Боцман, вздохнув, приказывает,
— Ко мне.
— Всё, моя очередь, — включаюсь и как не на своих ногах ковыляю к дяденьке. Боцман сноровисто обшаривает меня почерневшими клешнями. По-уставному поворачивается к Дасти. — Чисто, сэр.
Ага, к дубу передом, ко мне задом. Матросы заняты — обнюхивают канатные бухты. Изымаем ножик, у дяди ещё есть, и прячем под рубаху за спиной.

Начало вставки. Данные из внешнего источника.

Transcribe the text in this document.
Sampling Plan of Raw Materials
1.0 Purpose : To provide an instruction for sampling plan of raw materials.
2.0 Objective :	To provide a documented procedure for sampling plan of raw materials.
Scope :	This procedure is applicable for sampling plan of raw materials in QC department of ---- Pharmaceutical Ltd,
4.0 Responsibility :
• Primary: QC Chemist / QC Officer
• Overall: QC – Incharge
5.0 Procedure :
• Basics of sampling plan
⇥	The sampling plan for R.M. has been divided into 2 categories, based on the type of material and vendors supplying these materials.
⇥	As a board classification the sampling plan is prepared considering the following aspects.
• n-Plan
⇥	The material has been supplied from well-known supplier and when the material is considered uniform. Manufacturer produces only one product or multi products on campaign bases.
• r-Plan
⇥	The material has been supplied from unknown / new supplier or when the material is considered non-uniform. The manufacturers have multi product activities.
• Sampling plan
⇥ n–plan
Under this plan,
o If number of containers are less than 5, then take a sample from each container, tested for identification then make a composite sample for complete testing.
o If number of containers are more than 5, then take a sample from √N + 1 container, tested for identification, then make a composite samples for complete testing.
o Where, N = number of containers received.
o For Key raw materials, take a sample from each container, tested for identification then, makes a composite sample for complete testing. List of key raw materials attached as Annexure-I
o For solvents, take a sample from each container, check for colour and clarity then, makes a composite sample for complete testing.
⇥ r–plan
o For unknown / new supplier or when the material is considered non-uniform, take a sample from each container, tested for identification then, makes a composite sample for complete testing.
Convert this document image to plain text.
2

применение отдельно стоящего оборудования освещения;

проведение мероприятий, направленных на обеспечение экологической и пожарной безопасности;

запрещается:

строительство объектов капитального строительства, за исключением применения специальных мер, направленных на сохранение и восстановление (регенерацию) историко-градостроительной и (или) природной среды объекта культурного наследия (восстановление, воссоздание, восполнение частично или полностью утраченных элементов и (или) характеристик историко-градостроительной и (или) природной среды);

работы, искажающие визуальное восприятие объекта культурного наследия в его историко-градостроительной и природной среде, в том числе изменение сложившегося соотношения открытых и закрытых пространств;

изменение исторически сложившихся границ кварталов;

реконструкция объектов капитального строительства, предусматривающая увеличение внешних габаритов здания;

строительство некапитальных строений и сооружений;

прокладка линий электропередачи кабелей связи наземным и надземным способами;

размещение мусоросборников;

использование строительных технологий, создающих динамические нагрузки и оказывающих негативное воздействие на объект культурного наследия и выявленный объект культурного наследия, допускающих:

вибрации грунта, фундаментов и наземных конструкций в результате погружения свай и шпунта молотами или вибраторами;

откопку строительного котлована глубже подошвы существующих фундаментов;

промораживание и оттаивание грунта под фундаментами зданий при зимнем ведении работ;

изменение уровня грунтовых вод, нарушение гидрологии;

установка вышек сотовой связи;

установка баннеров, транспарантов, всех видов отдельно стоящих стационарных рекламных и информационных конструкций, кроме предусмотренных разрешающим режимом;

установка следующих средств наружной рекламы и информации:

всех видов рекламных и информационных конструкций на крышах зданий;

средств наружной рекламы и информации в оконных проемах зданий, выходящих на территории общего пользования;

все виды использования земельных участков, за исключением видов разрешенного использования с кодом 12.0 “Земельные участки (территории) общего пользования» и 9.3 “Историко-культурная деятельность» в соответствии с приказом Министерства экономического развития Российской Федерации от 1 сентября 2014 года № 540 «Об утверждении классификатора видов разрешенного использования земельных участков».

— Давай, малыш, только не порежься.
— А что делать?
— Стоишь, ревёшь, трясёшься.
— Это я запросто.
— Чисто, сэр, — докладывают матросы. Дасти бешено оглянулся на зарёванную рожицу Зака, но как наступить на горло собственной песне? Презрительно передёрнув плечами, резко разворачивается и, быстро перебирая кривыми ногами, отклячив зад чешет на ют. Псих в лосинах. Аж смешно!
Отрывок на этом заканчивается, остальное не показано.